Laufzeit: 11. März 2017 bis 28. Januar 2018

Anlässlich des 150. Geburtstags des "Tanzmalers" Ernst Oppler (1967-1929) zeigt das Deutsche Tanzarchiv Köln erstmals eine umfassende Retrospektive der Arbeiten mit Tanzbezug aus seinem bedeutenden Nachlassbestand Opplers.
Der Schwerpunkt der Ausstellung liegt dabei auf dem nie zuvor gezeigten zeichnerischen Werk. Oppler hat nicht wie andere Maler die Tänzer pausierend ("au repos") oder in einer gehaltenen Pose im Atelier gezeichnet, sondern bei Proben und Aufführungen auf der Bühne: während des Tanzens. Er erfand sich für den dunklen Zuschauerraum einen beleuchteten Zeichenstift. Seine Skizzen zeigen Ballett und Tanz in der Authentizität der Bewegung. Anschließend sind viele der Skizzen in Radierungen und Gemälden künstlerisch "weiterverarbeitet" worden.

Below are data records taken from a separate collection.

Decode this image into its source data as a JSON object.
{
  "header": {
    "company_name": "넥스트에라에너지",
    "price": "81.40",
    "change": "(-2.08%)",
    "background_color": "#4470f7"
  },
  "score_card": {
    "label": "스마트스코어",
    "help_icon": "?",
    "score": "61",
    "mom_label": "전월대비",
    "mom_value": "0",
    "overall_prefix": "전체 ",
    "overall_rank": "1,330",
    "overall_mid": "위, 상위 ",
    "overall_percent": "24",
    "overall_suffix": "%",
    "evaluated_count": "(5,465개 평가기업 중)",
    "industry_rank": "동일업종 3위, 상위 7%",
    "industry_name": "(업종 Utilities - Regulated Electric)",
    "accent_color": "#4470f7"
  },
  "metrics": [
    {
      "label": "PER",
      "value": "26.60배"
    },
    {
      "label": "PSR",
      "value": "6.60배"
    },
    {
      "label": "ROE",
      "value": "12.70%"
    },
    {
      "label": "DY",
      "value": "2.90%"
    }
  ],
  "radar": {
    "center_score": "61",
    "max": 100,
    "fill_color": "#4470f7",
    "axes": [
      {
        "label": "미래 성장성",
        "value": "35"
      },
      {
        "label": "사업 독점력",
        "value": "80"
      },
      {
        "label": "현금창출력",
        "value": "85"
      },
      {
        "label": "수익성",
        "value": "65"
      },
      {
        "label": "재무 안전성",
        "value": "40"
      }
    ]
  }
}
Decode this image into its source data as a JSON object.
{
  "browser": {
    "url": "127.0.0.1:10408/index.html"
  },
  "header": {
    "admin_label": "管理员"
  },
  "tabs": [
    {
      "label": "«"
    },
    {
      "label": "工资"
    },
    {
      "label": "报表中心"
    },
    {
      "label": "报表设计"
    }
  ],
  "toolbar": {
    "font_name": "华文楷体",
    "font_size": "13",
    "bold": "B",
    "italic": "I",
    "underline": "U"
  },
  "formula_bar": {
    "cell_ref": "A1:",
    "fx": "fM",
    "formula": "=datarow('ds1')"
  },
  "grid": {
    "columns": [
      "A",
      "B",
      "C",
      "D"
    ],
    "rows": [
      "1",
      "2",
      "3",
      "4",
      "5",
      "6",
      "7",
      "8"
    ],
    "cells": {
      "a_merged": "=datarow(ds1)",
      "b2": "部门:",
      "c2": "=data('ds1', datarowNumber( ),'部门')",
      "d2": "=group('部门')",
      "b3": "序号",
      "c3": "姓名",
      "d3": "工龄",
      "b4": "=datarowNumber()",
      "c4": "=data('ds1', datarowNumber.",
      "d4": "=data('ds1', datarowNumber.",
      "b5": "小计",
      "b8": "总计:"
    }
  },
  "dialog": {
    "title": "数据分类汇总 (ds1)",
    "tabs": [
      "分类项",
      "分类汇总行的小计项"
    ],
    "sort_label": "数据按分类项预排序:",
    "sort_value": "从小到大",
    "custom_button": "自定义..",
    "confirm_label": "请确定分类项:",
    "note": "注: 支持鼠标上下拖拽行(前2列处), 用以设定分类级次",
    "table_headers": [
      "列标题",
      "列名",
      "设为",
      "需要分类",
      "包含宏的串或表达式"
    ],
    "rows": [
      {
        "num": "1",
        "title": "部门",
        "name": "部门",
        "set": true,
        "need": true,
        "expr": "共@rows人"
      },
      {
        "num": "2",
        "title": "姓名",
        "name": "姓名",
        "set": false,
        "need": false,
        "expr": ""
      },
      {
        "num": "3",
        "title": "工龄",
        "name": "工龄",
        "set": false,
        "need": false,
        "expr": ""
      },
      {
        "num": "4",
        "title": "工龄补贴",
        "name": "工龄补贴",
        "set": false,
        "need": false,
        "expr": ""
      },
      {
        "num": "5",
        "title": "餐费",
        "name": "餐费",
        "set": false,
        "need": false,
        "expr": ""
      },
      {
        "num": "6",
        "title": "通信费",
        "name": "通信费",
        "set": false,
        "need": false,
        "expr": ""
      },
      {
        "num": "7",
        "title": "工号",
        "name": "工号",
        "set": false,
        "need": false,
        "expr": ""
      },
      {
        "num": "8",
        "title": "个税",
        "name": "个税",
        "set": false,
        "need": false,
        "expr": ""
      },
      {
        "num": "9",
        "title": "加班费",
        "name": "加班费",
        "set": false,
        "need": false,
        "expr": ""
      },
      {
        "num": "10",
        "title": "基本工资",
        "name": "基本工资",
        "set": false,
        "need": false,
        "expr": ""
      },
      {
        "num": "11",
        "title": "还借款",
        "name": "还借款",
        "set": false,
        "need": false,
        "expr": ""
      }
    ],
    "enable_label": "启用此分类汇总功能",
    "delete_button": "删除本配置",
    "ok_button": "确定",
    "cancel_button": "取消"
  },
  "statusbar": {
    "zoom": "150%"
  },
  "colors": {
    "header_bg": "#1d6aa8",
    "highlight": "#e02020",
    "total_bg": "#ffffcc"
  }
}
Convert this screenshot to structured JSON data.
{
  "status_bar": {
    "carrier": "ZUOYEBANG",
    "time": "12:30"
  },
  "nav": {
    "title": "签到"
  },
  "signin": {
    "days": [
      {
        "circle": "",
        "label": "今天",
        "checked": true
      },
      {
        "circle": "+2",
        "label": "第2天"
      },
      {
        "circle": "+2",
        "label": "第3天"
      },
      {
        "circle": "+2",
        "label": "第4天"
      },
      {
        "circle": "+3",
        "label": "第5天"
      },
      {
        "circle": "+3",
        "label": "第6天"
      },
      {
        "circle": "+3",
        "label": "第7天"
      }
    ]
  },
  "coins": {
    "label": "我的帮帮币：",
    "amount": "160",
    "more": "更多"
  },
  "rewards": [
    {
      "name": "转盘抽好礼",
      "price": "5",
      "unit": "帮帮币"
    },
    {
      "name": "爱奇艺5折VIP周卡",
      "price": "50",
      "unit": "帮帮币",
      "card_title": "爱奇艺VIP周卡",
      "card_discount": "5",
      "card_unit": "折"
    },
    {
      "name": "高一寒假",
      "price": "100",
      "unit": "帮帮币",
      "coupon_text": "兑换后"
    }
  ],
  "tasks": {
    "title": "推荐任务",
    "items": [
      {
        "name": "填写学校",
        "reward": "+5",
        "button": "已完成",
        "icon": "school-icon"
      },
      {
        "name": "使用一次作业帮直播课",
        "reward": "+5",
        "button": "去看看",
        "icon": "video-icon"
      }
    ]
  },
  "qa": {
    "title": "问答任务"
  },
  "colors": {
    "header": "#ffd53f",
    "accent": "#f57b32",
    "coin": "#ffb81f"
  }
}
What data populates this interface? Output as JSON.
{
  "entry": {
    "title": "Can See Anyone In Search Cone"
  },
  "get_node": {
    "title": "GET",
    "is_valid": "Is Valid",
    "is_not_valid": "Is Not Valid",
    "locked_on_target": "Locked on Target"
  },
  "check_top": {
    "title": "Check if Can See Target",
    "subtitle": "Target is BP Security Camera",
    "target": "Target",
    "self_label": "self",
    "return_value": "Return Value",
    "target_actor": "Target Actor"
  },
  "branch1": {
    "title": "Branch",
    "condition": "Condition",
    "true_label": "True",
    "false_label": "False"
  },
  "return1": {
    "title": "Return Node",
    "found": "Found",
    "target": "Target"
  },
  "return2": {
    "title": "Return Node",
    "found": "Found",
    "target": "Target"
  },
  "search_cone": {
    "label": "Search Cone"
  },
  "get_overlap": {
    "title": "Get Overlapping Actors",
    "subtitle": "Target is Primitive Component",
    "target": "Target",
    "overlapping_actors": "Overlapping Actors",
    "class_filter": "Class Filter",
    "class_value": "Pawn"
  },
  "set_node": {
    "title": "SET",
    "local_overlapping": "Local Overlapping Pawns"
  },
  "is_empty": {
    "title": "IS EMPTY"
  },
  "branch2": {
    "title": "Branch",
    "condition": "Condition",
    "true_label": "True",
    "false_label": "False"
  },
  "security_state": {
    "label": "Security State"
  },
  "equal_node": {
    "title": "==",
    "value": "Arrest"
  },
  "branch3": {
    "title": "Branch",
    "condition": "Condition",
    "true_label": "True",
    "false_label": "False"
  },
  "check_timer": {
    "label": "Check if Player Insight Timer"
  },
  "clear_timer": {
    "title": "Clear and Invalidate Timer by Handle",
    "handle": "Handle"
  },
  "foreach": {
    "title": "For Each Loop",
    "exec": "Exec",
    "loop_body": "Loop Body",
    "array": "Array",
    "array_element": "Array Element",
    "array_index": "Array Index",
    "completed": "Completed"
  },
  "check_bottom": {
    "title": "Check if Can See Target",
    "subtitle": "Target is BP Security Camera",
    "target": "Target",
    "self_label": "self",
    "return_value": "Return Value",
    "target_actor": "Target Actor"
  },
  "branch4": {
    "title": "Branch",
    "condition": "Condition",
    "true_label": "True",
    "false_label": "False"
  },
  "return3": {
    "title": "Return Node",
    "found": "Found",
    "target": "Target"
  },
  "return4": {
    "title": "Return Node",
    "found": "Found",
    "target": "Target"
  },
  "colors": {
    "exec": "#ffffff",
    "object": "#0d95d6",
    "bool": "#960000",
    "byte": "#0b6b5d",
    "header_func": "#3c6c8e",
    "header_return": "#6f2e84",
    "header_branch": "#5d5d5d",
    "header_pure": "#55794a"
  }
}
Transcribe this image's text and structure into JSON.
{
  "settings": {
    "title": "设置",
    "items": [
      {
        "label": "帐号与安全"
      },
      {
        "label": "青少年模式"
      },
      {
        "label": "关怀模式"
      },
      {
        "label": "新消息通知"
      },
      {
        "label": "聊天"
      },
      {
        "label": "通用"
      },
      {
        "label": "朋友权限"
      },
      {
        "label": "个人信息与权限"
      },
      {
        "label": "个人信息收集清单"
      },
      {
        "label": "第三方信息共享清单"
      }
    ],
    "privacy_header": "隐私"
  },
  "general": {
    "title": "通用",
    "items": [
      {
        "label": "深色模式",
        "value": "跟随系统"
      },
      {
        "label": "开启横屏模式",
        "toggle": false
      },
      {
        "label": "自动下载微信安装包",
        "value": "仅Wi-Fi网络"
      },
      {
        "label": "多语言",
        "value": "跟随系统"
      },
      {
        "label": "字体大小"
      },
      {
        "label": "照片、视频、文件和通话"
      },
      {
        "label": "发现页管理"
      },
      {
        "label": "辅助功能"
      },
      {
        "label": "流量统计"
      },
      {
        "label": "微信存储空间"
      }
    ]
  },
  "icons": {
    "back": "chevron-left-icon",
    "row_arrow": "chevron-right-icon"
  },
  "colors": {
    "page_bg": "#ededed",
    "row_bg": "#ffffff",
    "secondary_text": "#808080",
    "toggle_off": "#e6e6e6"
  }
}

Die Ausstellung zeigt u.a., wie Ernst Oppler, zu dieser Zeit bereits ein gefragter Porträtist der Gesellschaft, als Mitglied der Berliner Secession 1909 durch eine einzige Vorstellung des Kaiserlichen Russischen Balletts mit seinem Star Anna Pawlowa zum überzeugten Ballettliebhaber und -maler wurde. Die von der Secession veranstaltete geschlossene Aufführung für Mitglieder und die Presse war der Auftakt zu einer großen Anzahl von Auftritten des Kaiserlichen Russischen Balletts und dann der Ballets Russes des Serge Diaghilew in Berlin. Oppler hatte jahrelang die Möglichkeit, die Tänzer bei der Arbeit zu zeichnen und wohnte auf Einladung von Harry Graf Keßler beispielsweise den Proben zur Uraufführung der "Josephslegende" von Richard Strauß 1914 in Paris bei.

Zum Kreis der von Oppler Dargestellten gehören nicht nur die namhaftesten Solisten russischer Herkunft wie Anna Pawlowa, Waslaw Nijinsky, Tamar Karsavina, Adolph Bolm, Michail Fokine, Léonide Massine, der Impresario Serge Diaghilew etc., sondern auch andere Tänzer in den 1910er und 1920er Jahren wie Josephine Baker, Leni Riefenstahl, La Argentina oder die Sacharoffs.